The question does not really have anything to do with the Chisquared distribution: it is about the relationship between the new ratios $$X$$ and $$Y$$ and whether that structure creates dependency. One can always easily check this oneself by generating some random values for each of the $$X_i$$, then generate $$X$$ and $$Y$$, and then plot $$X$$ vs $$Y$$.

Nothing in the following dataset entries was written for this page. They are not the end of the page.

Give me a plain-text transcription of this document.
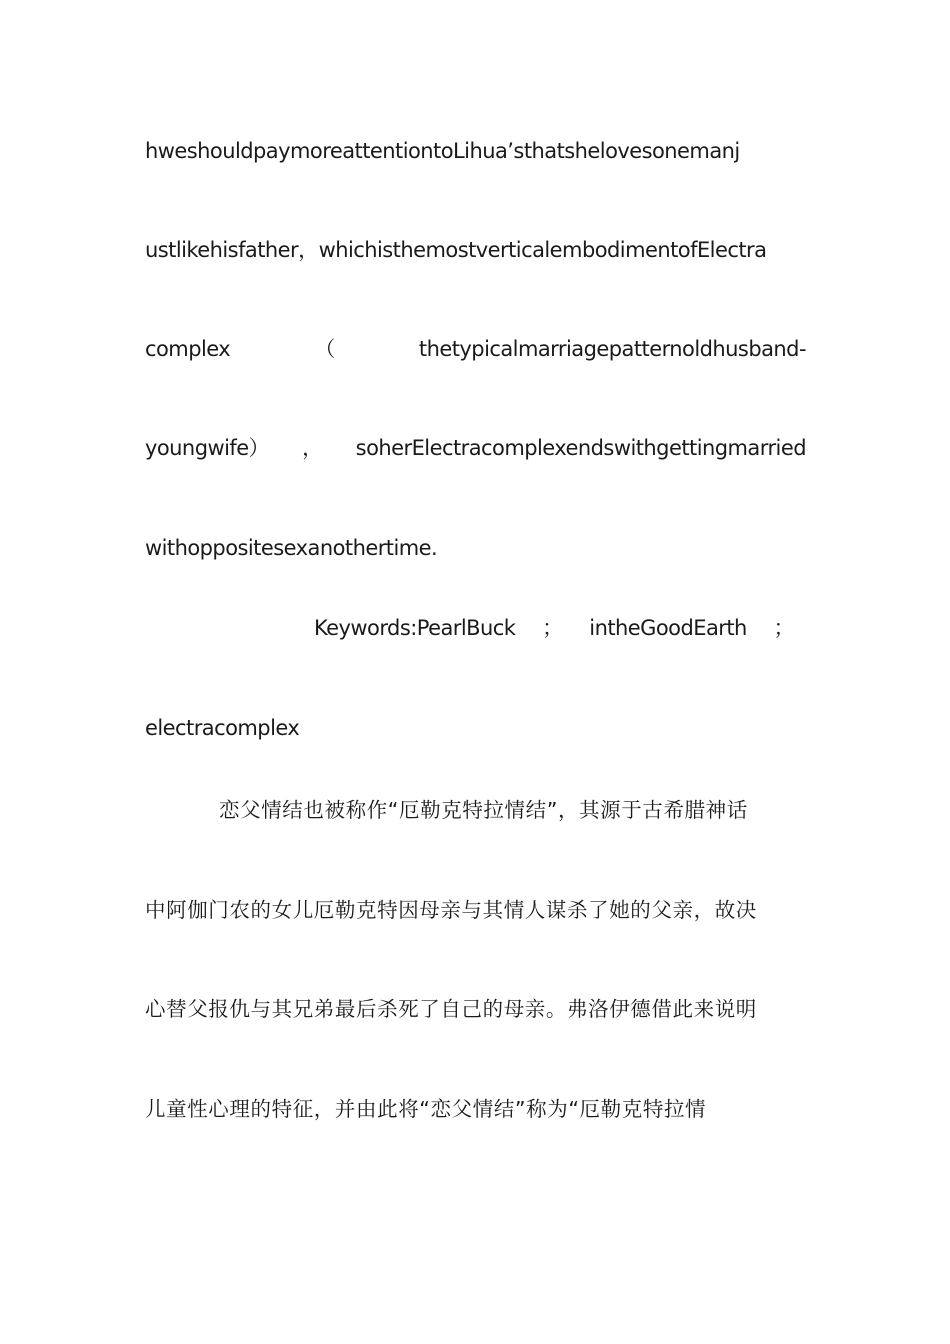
hweshouldpaymoreattentiontoLihua’sthatshelovesonemanj
ustlikehisfather，whichisthemostverticalembodimentofElectra
complex	（	thetypicalmarriagepatternoldhusband-
youngwife） ， soherElectracomplexendswithgettingmarried
withoppositesexanothertime.
Keywords:PearlBuck ； intheGoodEarth ；
electracomplex
恋父情结也被称作“厄勒克特拉情结”，其源于古希腊神话
中阿伽门农的女儿厄勒克特因母亲与其情人谋杀了她的父亲，故决
心替父报仇与其兄弟最后杀死了自己的母亲。弗洛伊德借此来说明
儿童性心理的特征，并由此将“恋父情结”称为“厄勒克特拉情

Or better if you wish to think about it ...

With 2 variables:

If $$X = \frac{X_1}{X_1+X_2}$$ and $$Y = \frac{X_2}{X_1+X_2}$$, then $$X$$ and $$Y$$ are two parts of the same ratio that must sum to 1 (i.e. $$X+Y=1$$), and the relationship between $$X$$ and $$Y$$ could be plotted as: With 3 variables:

With the 3rd variable $$X_3$$ added, we have $$X = \frac{X_1}{X_1+X_2 + X_3}$$ and $$Y = \frac{X_2}{X_1+X_2+X_3}$$. If we define a third ratio $$Z = \frac{X_3}{X_1+X_2 + X_3}$$, then $$X + Y + Z = 1$$ (i.e. that $$X + Y <1$$) and thus that the domain of support for $$X$$ and $$Y$$ could be plotted as the shaded space below the line: If you were to generate pseudorandom data for $$X$$ and $$Y$$ and plot it, it would look something like this: • Thanks for replying. But I was looking for a rigorous solution. – Jor_El Jan 14 '19 at 7:38
• What part of the above is not rigorous? – wolfies Jan 14 '19 at 18:28
• I meant a mathematically rigorous solution like we do in a typical mathematical statistics problem. – Jor_El Jan 14 '19 at 18:55
• "Like we do in a typical mathematical statistics problem" is not a useful description. Any proof using the standards of, say, Principia Mathematica would be millions of lines long! In my experience, most such problems--like most mathematics problems generally--are not solved in any fully rigorous manner. Indeed "rigor" is a matter of determining what elements of a mathematical explanation you expect your audience to understand (or supply themselves) and what elements you need to be explicit about. Sometimes, just a picture or diagram can be more "rigorous" than any amount of "proving." – whuber Jan 15 '19 at 13:22

If$$X= x_1/(x_1+x_2+x_3)\quad\text{and}\quad Y= x_2/(x_1+x_2+x_3)\qquad x_i\stackrel{\text{ind}}{\sim}\chi^2_{n_i}\quad i=1,2,3$$then, as shown by whuber $$(X,Y,1-X-Y)\sim\text{Dir}_3\left(n_1,n_2,n_3\right)$$a Dirichlet distribution with density $$\frac{\Gamma(n_1+n_2+n_3)}{\Gamma(n_1)\Gamma(n_2)\Gamma(n_3)}x^{n_1-1}y^{n_2-1}(1-x-y)^{n_3-1}$$ Therefore the density of $$(X,Y)$$ does not separate into a function of $$x$$ and a function of $$y$$, ergo, they are dependent. Of course, a simpler and correct argument is that, since $$0\le X+Y\le 1$$ the supports of $$X$$ given $$Y=y$$ is $$(0,1-y)$$ hence depends on the realised value of $$Y$$.